I'll get straight to the point here: "General Home Buyer" leads are the easiest thing in the world to generate. If you're any good at lead gen and know how to operate the facebook advertising platform, you can maybe generate them for $2 - $3 per lead. The problem arrives when, even with excellent follow-up (automated or not), they generally ONLY convert at 0.5%.... AND they can take 5 to 8 phone calls just to get a pre-qual. So, let's crunch some numbers in this scenario... In order to close 1 loan, from a general home buyer lead campaign, you'll need to:
- Generate 200 leads
- AND Make 1,000 to 1,600 calls!
...Ain't nobody got time for that! That's why when we run mortgage or real estate campaigns, we ALWAYS go after specific niches. These "niches" in our playbook is defined as a hyper targeted audience who we also know to generally be qualified as a homebuyer (this means including looking at things like consistent and substantial income).

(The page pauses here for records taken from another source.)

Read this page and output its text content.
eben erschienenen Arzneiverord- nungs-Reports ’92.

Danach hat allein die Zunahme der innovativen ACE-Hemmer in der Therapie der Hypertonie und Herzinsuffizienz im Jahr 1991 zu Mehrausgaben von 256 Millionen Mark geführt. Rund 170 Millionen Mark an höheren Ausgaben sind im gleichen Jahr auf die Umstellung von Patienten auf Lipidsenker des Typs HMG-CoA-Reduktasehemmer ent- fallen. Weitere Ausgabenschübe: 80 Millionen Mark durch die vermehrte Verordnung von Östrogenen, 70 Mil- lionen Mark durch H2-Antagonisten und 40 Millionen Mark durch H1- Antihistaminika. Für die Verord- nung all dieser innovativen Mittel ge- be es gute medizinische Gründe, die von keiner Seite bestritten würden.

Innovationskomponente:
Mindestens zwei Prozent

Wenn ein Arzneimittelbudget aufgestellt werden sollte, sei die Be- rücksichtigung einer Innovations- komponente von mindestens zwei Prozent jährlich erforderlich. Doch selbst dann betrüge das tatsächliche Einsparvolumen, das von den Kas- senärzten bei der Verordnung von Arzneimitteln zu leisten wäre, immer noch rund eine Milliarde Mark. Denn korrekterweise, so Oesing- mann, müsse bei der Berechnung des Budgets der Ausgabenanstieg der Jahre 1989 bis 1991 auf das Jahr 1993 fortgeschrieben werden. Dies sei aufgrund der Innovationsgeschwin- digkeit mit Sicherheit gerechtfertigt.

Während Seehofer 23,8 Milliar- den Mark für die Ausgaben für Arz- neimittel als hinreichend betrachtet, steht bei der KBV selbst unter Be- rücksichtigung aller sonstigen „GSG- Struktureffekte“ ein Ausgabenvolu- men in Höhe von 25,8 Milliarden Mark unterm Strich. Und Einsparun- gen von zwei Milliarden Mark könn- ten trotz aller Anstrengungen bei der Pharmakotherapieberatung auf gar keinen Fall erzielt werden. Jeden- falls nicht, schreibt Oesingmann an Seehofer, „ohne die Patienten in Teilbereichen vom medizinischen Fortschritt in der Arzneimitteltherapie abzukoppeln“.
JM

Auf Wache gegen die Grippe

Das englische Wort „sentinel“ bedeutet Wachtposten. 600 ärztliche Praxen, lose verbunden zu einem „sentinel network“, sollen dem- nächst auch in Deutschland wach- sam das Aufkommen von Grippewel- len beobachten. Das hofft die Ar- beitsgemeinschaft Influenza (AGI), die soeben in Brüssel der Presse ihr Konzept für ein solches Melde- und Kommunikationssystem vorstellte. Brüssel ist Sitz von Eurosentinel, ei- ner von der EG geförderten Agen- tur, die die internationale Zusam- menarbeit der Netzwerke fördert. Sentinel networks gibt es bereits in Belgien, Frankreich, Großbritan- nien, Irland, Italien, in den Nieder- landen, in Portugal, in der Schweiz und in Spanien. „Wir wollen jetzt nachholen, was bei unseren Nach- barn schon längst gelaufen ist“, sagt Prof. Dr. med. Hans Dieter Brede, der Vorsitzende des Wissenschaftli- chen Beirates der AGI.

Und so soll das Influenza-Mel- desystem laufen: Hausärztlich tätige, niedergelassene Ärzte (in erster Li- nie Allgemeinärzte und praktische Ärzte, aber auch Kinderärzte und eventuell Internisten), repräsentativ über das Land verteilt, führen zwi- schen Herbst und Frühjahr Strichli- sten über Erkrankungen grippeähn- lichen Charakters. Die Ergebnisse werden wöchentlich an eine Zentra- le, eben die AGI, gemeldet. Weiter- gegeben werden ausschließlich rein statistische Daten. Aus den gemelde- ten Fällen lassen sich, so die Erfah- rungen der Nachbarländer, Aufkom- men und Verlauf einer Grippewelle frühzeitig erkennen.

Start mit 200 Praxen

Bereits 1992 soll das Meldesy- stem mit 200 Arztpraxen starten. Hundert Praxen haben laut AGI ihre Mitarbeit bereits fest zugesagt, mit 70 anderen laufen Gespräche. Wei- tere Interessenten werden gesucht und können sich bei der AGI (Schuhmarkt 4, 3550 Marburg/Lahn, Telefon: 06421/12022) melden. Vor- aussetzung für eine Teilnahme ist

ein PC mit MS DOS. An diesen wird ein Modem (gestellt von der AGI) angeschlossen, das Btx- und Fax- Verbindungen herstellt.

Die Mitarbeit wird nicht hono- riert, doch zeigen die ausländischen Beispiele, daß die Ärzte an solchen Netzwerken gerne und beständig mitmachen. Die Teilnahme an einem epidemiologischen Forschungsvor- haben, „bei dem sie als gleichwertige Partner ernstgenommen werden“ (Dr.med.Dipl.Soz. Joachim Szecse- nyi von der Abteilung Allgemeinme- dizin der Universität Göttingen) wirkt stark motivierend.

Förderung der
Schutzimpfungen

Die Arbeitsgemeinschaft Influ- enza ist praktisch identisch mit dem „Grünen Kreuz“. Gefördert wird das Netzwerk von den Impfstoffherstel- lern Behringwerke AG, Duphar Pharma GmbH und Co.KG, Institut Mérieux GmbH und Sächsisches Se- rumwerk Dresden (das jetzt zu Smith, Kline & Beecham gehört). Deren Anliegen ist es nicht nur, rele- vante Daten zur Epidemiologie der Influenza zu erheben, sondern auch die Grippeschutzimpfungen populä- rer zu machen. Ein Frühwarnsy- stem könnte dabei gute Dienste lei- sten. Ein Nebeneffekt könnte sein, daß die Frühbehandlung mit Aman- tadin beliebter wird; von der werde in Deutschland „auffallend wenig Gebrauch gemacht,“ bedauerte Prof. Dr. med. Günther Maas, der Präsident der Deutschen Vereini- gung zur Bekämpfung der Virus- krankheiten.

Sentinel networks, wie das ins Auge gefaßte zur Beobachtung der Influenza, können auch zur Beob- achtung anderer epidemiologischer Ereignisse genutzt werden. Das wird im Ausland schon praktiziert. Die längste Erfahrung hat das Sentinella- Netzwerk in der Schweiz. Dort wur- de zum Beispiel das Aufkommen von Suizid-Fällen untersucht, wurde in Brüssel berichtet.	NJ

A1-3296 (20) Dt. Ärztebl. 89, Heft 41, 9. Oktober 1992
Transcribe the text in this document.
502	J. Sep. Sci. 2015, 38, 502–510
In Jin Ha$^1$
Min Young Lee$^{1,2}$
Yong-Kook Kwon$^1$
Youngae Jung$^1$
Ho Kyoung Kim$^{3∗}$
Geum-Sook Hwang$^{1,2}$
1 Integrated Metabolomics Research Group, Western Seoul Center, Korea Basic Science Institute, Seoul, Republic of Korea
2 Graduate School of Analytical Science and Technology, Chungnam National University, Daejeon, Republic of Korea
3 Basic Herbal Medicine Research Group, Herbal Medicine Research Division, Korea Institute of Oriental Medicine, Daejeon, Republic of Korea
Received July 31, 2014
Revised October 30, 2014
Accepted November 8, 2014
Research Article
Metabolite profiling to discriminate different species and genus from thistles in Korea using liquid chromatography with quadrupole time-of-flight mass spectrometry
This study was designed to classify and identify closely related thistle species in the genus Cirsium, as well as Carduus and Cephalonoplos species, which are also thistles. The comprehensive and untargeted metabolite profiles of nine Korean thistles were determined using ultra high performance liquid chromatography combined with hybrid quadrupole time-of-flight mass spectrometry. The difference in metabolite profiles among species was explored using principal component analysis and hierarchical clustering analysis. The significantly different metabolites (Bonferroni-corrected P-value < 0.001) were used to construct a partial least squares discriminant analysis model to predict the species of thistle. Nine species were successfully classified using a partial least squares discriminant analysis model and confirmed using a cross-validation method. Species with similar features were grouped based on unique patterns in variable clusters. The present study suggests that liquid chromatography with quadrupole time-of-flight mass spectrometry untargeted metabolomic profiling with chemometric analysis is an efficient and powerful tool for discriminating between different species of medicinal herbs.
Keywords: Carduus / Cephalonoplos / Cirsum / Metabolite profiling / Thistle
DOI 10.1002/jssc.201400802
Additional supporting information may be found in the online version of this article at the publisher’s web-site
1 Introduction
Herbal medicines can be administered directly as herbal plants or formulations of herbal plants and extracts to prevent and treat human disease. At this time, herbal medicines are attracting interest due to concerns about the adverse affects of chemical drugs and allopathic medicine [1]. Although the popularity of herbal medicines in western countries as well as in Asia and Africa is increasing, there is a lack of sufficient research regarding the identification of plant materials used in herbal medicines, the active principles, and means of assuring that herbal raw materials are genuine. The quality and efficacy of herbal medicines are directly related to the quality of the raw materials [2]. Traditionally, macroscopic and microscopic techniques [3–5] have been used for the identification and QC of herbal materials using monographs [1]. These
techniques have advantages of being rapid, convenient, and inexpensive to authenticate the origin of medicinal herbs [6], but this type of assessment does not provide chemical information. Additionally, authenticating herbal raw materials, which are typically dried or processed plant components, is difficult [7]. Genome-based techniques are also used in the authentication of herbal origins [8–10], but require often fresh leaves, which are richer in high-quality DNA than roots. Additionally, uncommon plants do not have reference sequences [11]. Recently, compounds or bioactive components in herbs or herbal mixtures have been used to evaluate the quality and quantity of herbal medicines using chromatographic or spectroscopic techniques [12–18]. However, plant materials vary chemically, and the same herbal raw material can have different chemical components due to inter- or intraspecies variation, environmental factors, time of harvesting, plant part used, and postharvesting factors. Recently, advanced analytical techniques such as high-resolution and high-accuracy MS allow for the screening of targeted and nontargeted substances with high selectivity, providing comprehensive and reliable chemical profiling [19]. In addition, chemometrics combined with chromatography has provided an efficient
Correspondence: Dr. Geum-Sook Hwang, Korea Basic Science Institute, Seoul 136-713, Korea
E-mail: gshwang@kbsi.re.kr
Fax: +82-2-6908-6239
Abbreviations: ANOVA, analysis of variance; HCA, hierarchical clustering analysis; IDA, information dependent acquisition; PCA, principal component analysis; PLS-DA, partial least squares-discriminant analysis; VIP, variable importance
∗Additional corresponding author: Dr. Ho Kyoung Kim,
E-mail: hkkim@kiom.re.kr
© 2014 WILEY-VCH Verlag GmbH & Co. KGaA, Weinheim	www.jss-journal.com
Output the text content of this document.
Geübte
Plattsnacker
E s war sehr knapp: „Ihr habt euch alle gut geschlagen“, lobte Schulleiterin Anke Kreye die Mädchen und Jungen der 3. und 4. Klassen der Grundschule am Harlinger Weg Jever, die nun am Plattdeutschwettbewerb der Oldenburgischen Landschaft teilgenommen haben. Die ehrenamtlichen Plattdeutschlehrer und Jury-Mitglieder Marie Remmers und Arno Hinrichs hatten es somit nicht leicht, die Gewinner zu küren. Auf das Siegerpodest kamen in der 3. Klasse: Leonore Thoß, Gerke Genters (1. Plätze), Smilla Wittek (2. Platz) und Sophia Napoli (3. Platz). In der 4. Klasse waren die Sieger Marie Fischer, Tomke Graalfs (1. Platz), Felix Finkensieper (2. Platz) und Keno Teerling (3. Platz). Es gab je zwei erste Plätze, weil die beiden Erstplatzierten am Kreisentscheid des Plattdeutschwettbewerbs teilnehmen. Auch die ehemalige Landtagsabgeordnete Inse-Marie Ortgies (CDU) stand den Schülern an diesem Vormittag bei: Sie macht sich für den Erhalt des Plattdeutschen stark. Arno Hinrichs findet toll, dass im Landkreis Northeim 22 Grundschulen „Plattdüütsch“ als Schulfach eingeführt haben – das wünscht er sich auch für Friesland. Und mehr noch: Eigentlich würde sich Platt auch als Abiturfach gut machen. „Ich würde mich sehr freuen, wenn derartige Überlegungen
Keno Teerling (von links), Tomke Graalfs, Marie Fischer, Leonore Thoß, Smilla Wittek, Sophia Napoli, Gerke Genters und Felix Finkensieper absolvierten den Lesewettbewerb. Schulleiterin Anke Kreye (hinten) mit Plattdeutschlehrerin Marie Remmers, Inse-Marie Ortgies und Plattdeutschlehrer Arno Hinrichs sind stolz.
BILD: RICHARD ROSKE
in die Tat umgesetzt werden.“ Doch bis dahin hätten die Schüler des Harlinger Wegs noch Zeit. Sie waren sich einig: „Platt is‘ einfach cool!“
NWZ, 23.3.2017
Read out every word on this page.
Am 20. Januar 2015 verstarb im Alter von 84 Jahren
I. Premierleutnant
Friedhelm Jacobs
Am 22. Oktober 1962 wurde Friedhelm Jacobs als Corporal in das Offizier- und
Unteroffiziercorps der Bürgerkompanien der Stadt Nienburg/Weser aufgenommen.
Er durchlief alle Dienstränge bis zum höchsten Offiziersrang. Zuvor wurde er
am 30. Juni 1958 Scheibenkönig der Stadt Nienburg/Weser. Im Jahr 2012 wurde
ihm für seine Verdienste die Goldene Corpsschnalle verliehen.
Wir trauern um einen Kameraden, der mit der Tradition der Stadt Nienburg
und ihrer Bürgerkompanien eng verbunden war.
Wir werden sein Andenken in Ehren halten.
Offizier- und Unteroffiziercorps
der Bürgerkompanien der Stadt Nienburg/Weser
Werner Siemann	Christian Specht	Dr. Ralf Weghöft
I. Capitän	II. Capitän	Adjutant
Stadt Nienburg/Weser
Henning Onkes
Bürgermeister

For example, I've been getting bombarded with questions as to why I keep posting about VA loans... Let me explain: Veterans frequently have VA benefits (hello "consistent and substantial income"), which nearly instantly qualifies them as a homebuyer lead. On top of this, they receive additional benefits that SIGNIFICANTLY increase their chance of being approved. Ask any mortgage broker, they would sweep up a VA loan client in a heartbeat. Compared to general home buyers, VA clients are way easier to finalize. Oh, and by the way...the campaign we run for VA loans closes at 4-8% AND generally only take a couple phone calls to do so. While the CPL (Cost Per Lead) comes out higher for this campaign around $20 CPL, it makes WAY more sense when we crunch the numbers again. FOR EXAMPLE: 📉Broker 1 spends $600 for General Leads to generate 200 leads, then makes 1000+ phone calls, just to close 1 loan 🙃 OR 📈Broker 2 spends $600 for 30 VA leads, makes 60 phone calls, to close 2 to 3 loans 😀 It's pretty clear which Broker is taking their family out to a nice dinner next month. Which one are you?